The appeal of wireless power transfer lies predominately in its convenience — it makes it easier to charge a phone, a laptop, an electric car. But the approach can also be used to unleash new capabilities. It can, for example, drive and control flexible microelectronic systems1. It can help create networks of sensors distributed across metamaterial textiles2. And perhaps of greatest value of all, it can allow sophisticated electronic devices to operate within the body.

Photograph of a wireless power transfer test room built by Sasatani and colleagues. The long exposure of the photograph highlights the path that a wirelessly powered light-emitting diode (LED) took through the room. Credit: Takuya Sasatani and Yoshihiro Kawahara, The University of Tokyo.

Wireless power technology has already established itself as an option for cochlear and ocular implants3, and is now being used in a number of emerging, and increasingly intricate, biomedical devices. Last month in Nature Electronics, for instance, Arto Nurmikko and colleagues reported the development of wirelessly powered and networked microimplants4. These submillimetre-sized devices — termed neurograins — have a gigahertz electromagnetic link to an external telecom hub, which affords bidirectional communication at the individual-device level. As a result, wirelessly networked ensembles of neurograins can be created that are capable of autonomous neural recording and stimulation.

Various techniques to build brain–machine interfaces are currently being explored, the most high profile of which being that of the company Neuralink, led by Elon Musk5. Such technology typically relies on monolithic arrays of microelectrodes. The neurograin system, with its ensembles of individual microdevices, could offer advantages in terms of placement flexibility and scaling. Nurmikko and colleagues — who are based at Brown University, Baylor University, Seoul National University, the University of California San Diego, and Qualcomm Inc. — illustrate the potential of the approach by using 48 implanted neurograins to record neural activity in a rat model. They also suggest that the networking approach has the potential to be scaled to 770 neurograins.

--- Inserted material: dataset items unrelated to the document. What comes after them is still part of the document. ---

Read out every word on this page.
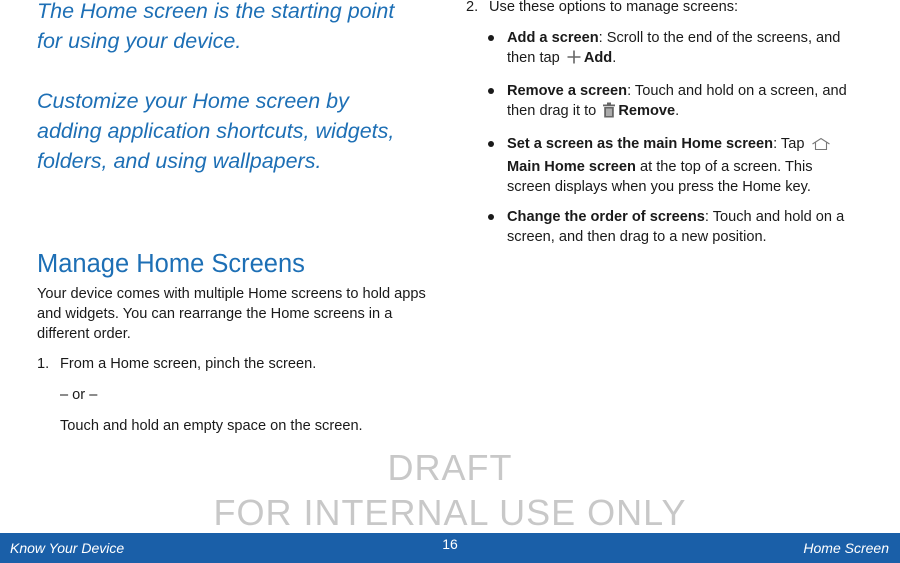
The Home screen is the starting point for using your device.

Customize your Home screen by adding application shortcuts, widgets, folders, and using wallpapers.

Manage Home Screens

Your device comes with multiple Home screens to hold apps and widgets. You can rearrange the Home screens in a different order.

1. From a Home screen, pinch the screen.

– or –

Touch and hold an empty space on the screen.

2. Use these options to manage screens:

Add a screen: Scroll to the end of the screens, and then tap Add.
Remove a screen: Touch and hold on a screen, and then drag it to Remove.
Set a screen as the main Home screen: Tap Main Home screen at the top of a screen. This screen displays when you press the Home key.
Change the order of screens: Touch and hold on a screen, and then drag to a new position.
DRAFT
FOR INTERNAL USE ONLY
Know Your Device	16	Home Screen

Wireless power transfer is usually based on inductive coupling and, in particular, magnetically coupled resonant coils. The approach has a range of around a metre. This is often enough for implantable electronic devices. But if the focus is on the convenient charging of mobile electronic devices, it is not ideal. In an Article in this issue of Nature Electronics, Takuya Sasatani, Alanson Sample and Yoshihiro Kawahara now report room-scale wireless power transfer.

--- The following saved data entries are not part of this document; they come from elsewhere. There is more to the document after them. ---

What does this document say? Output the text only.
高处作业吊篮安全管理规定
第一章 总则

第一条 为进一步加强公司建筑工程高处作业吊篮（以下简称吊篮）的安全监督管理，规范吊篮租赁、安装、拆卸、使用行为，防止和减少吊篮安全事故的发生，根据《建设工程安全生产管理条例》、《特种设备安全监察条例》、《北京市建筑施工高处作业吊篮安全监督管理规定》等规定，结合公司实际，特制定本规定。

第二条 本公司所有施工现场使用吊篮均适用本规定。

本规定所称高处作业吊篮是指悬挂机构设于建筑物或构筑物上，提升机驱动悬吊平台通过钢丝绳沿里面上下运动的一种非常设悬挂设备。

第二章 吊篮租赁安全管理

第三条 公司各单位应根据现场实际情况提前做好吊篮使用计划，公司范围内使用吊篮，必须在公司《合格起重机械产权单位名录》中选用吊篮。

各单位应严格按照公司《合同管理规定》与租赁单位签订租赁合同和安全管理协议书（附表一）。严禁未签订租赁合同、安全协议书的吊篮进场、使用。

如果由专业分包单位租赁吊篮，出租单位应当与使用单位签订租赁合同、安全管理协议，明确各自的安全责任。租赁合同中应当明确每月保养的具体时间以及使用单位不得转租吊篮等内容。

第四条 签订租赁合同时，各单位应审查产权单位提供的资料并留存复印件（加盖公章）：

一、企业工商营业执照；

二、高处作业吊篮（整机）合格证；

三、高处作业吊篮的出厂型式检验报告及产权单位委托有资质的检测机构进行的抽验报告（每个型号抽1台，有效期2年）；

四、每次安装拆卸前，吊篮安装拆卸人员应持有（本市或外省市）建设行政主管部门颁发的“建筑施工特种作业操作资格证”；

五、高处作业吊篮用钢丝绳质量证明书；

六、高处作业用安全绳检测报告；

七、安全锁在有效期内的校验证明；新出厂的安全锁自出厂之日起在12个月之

The researchers — who are based at the University of Tokyo and the University of Michigan — use a technique known as multimode quasistatic cavity resonance. It relies on a resonant structure that is composed of conductive surfaces and lumped capacitors, and can be built into the walls of a room. The approach generates two unique and widely distributed magnetic field patterns that can cover the entire volume of a room and can couple to small coil receivers attached to electrical devices.

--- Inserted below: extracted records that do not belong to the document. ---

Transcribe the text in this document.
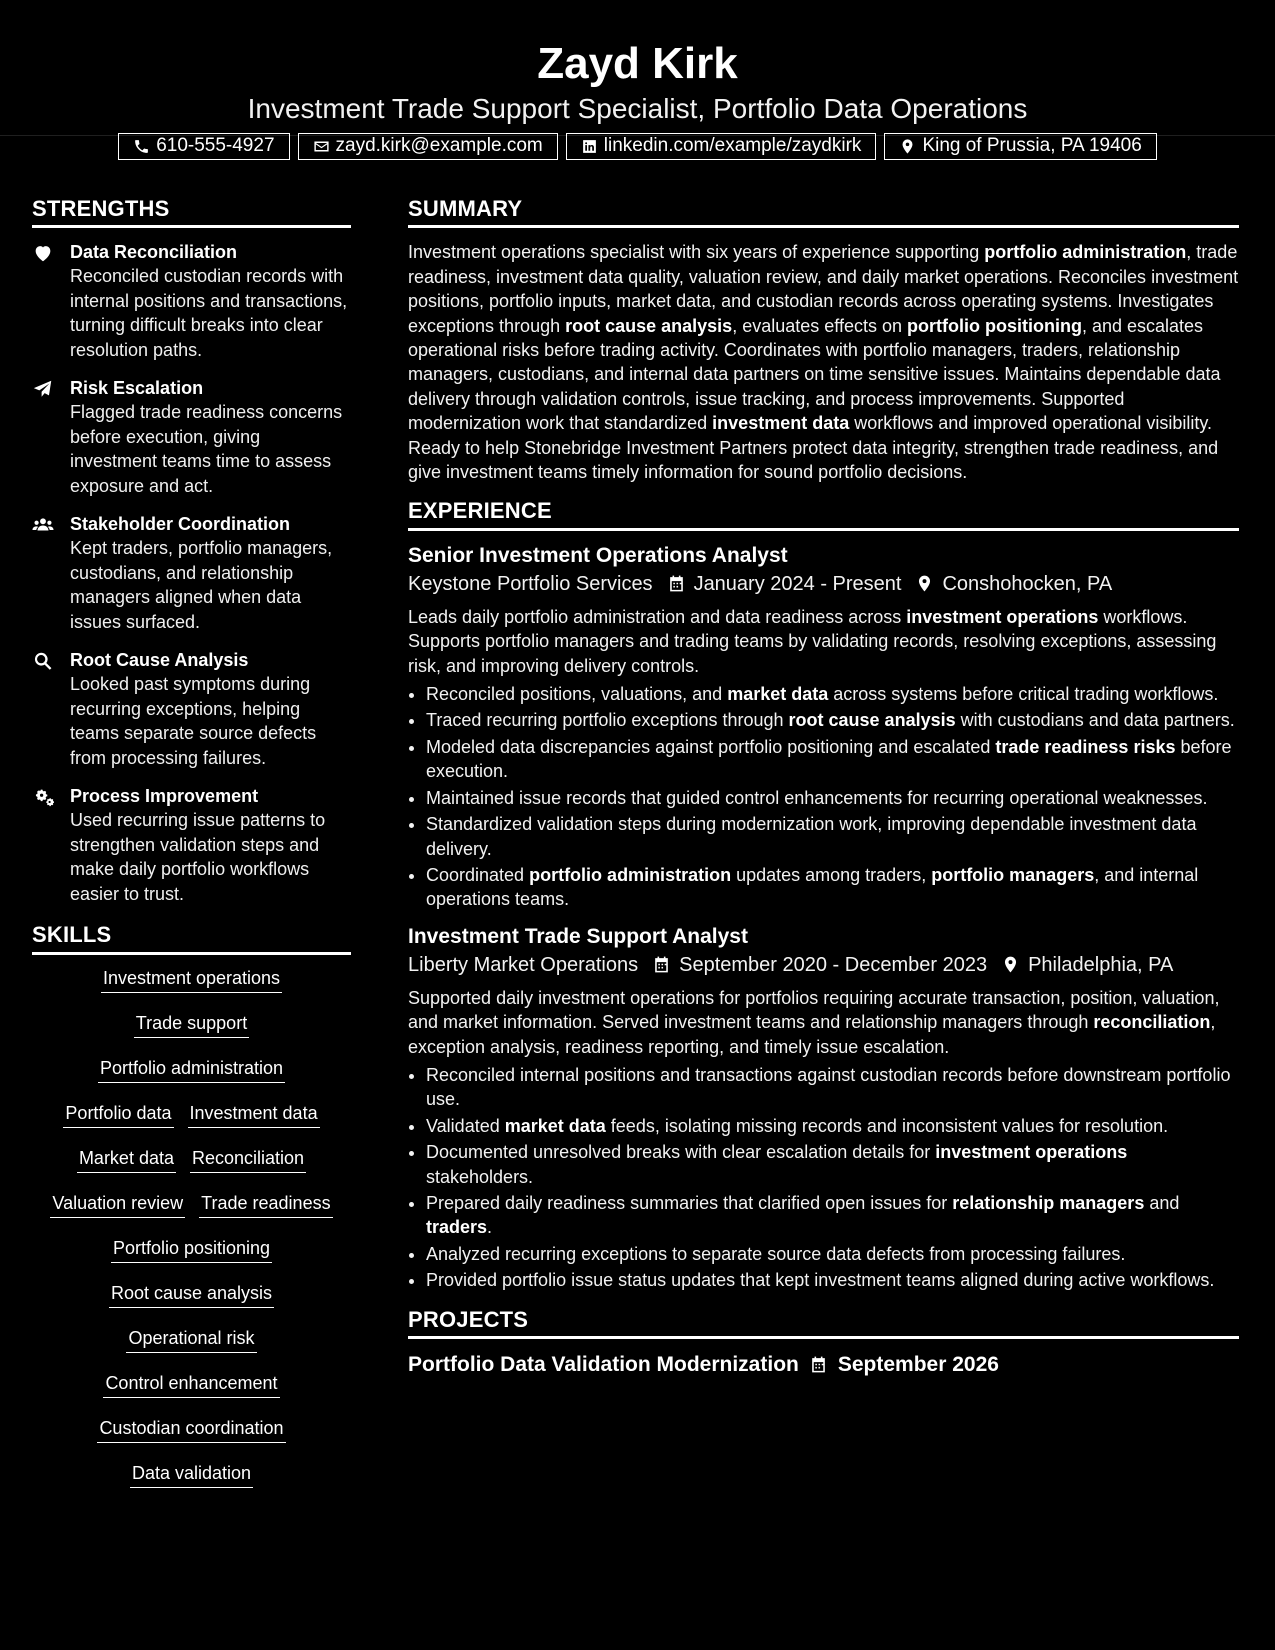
Zayd Kirk
Investment Trade Support Specialist, Portfolio Data Operations
610-555-4927	zayd.kirk@example.com	linkedin.com/example/zaydkirk	King of Prussia, PA 19406
STRENGTHS
Data Reconciliation
Reconciled custodian records with internal positions and transactions, turning difficult breaks into clear resolution paths.
Risk Escalation
Flagged trade readiness concerns before execution, giving investment teams time to assess exposure and act.
Stakeholder Coordination
Kept traders, portfolio managers, custodians, and relationship managers aligned when data issues surfaced.
Root Cause Analysis
Looked past symptoms during recurring exceptions, helping teams separate source defects from processing failures.
Process Improvement
Used recurring issue patterns to strengthen validation steps and make daily portfolio workflows easier to trust.
SKILLS
Investment operations
Trade support
Portfolio administration
Portfolio data Investment data
Market data Reconciliation
Valuation review Trade readiness
Portfolio positioning
Root cause analysis
Operational risk
Control enhancement
Custodian coordination
Data validation
SUMMARY

Investment operations specialist with six years of experience supporting portfolio administration, trade readiness, investment data quality, valuation review, and daily market operations. Reconciles investment positions, portfolio inputs, market data, and custodian records across operating systems. Investigates exceptions through root cause analysis, evaluates effects on portfolio positioning, and escalates operational risks before trading activity. Coordinates with portfolio managers, traders, relationship managers, custodians, and internal data partners on time sensitive issues. Maintains dependable data delivery through validation controls, issue tracking, and process improvements. Supported modernization work that standardized investment data workflows and improved operational visibility. Ready to help Stonebridge Investment Partners protect data integrity, strengthen trade readiness, and give investment teams timely information for sound portfolio decisions.

EXPERIENCE
Senior Investment Operations Analyst
Keystone Portfolio Services January 2024 - Present Conshohocken, PA

Leads daily portfolio administration and data readiness across investment operations workflows. Supports portfolio managers and trading teams by validating records, resolving exceptions, assessing risk, and improving delivery controls.

• Reconciled positions, valuations, and market data across systems before critical trading workflows.
• Traced recurring portfolio exceptions through root cause analysis with custodians and data partners.
• Modeled data discrepancies against portfolio positioning and escalated trade readiness risks before execution.
• Maintained issue records that guided control enhancements for recurring operational weaknesses.
• Standardized validation steps during modernization work, improving dependable investment data delivery.
• Coordinated portfolio administration updates among traders, portfolio managers, and internal operations teams.
Investment Trade Support Analyst
Liberty Market Operations September 2020 - December 2023 Philadelphia, PA

Supported daily investment operations for portfolios requiring accurate transaction, position, valuation, and market information. Served investment teams and relationship managers through reconciliation, exception analysis, readiness reporting, and timely issue escalation.

• Reconciled internal positions and transactions against custodian records before downstream portfolio use.
• Validated market data feeds, isolating missing records and inconsistent values for resolution.
• Documented unresolved breaks with clear escalation details for investment operations stakeholders.
• Prepared daily readiness summaries that clarified open issues for relationship managers and traders.
• Analyzed recurring exceptions to separate source data defects from processing failures.
• Provided portfolio issue status updates that kept investment teams aligned during active workflows.
PROJECTS
Portfolio Data Validation Modernization September 2026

Sasatani and colleagues highlight the capabilities of the approach by building a test room complete with everyday furnishings; lightbulbs, portable fans and smartphones could be wirelessly powered within the space. To maximize power transfer efficiency, the coil receivers should be orthogonal to the magnetic field, but an efficiency greater than 37.1% is still possible at any position within the room. Via simulations, the researchers also explore the safety of the approach and how much power would potentially be absorbed by a person in the room. The exposure levels remain comfortably within guidelines established by the Federal Communications Commission (FCC) and the Institute of Electrical and Electronics Engineers (IEEE).